Is there any way to efficiently generate a mask in the k register based on a comparison of values in the zmm registers, and then use it for selective data processing using AVX-512 instructions? Or maybe there is another way to achieve the desired result using the AVX-512 without resorting to masks?

I remember that there is vpcmpd that compares the values of vector registers, and supposedly you can do something like k1 = zmm0 > zmm1 + k2 = zmm0 < zmm2, but honestly I have no idea how effective this can be; i tried, but due to lack of my knowledge, i threw away this idea.


Solution

  • To summarize the discussion from the comments: You were right to assume that the vcmp family of instructions such as vcmpps is the proper way to do this. Masked AVX512 instructions are generally fast. When possible, use the zeroing mask instructions such as vaddps zmm1{k1}{z}, zmm2, zmm3 over the merging instructions such as vaddps zmm1{k1}, zmm3, zmm0 to avoid depending on the previous register content.

    One thing to look out for with mask registers is that some of the instructions for computing them are rather slow. For example kadd has a latency of 4 on Intel according to uops.info while kand has a latency of only 1 but still only a throughput of 1.

    However, you can often avoid combining masks that way. vcmp itself accepts an input mask. The output mask will be zero where the input mask was zero. That's an AND connection. For example the condition zmm1 < zmm2 && zmm2 < zmm3 can be written as

    vcmpps  k1, zmm1, zmm2, 1     ; _CMP_LT_OS
    vcmpps  k1{k1}, zmm2, zmm3, 1
    

    We cannot form an OR connection that way but we can still avoid using two mask registers.

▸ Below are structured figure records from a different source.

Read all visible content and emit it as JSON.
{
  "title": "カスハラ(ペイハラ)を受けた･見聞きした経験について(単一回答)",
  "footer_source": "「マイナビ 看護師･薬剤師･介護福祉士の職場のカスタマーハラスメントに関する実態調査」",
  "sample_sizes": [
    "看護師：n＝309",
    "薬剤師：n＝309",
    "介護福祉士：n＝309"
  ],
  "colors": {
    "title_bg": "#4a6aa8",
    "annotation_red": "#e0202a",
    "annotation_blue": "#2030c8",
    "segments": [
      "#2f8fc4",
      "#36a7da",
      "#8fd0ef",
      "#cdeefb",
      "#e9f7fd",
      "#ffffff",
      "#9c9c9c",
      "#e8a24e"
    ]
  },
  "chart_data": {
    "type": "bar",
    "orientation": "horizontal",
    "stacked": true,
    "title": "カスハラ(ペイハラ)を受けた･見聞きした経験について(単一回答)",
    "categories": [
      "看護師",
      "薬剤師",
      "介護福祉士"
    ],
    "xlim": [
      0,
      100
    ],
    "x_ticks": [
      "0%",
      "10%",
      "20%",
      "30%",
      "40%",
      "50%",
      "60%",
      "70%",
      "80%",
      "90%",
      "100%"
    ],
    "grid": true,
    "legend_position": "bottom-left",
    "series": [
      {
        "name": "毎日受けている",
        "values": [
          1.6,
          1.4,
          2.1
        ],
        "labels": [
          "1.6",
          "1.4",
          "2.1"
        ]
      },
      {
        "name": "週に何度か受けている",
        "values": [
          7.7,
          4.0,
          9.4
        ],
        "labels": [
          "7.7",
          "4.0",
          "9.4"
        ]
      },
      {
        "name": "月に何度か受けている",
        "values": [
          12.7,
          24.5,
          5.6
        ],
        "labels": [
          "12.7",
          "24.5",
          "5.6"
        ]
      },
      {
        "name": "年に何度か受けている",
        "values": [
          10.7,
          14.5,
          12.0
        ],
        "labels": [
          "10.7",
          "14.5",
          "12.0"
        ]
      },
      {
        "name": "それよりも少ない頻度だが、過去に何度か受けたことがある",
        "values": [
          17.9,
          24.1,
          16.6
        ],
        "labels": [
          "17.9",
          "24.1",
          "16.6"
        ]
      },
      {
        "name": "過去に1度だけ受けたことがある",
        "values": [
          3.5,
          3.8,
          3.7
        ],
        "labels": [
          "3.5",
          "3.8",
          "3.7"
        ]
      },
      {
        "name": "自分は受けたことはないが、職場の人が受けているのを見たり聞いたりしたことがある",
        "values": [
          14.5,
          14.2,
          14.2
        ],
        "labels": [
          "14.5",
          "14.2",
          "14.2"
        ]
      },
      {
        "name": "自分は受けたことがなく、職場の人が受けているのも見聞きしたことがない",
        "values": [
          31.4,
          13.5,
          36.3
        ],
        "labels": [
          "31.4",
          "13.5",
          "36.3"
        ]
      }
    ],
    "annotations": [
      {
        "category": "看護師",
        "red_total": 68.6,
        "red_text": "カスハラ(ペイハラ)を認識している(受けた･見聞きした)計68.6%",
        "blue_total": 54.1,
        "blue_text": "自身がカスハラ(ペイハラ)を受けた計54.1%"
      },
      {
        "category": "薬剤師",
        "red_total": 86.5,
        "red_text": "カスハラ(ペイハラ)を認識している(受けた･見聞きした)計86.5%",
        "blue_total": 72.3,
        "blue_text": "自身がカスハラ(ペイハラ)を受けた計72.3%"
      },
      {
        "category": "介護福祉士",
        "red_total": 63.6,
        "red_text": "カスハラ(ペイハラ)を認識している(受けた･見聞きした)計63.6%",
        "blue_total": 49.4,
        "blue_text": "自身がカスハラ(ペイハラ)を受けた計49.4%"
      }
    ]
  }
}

For example zmm1 < zmm2 || zmm2 < zmm3 is the same as ! (! (zmm1 < zmm2) && ! (zmm2 < zmm3)) according to De Morgan's laws

    vcmpps  k1, zmm1, zmm2, 5     ; _CMP_NLT_US
    vcmpps  k1{k1}, zmm2, zmm3, 5
    knotw   k1, k1
    

    On the other hand, using two masks and merging them via korw would remove the input dependency from one vcmp to the other, potentially increasing the instruction-level parallelism.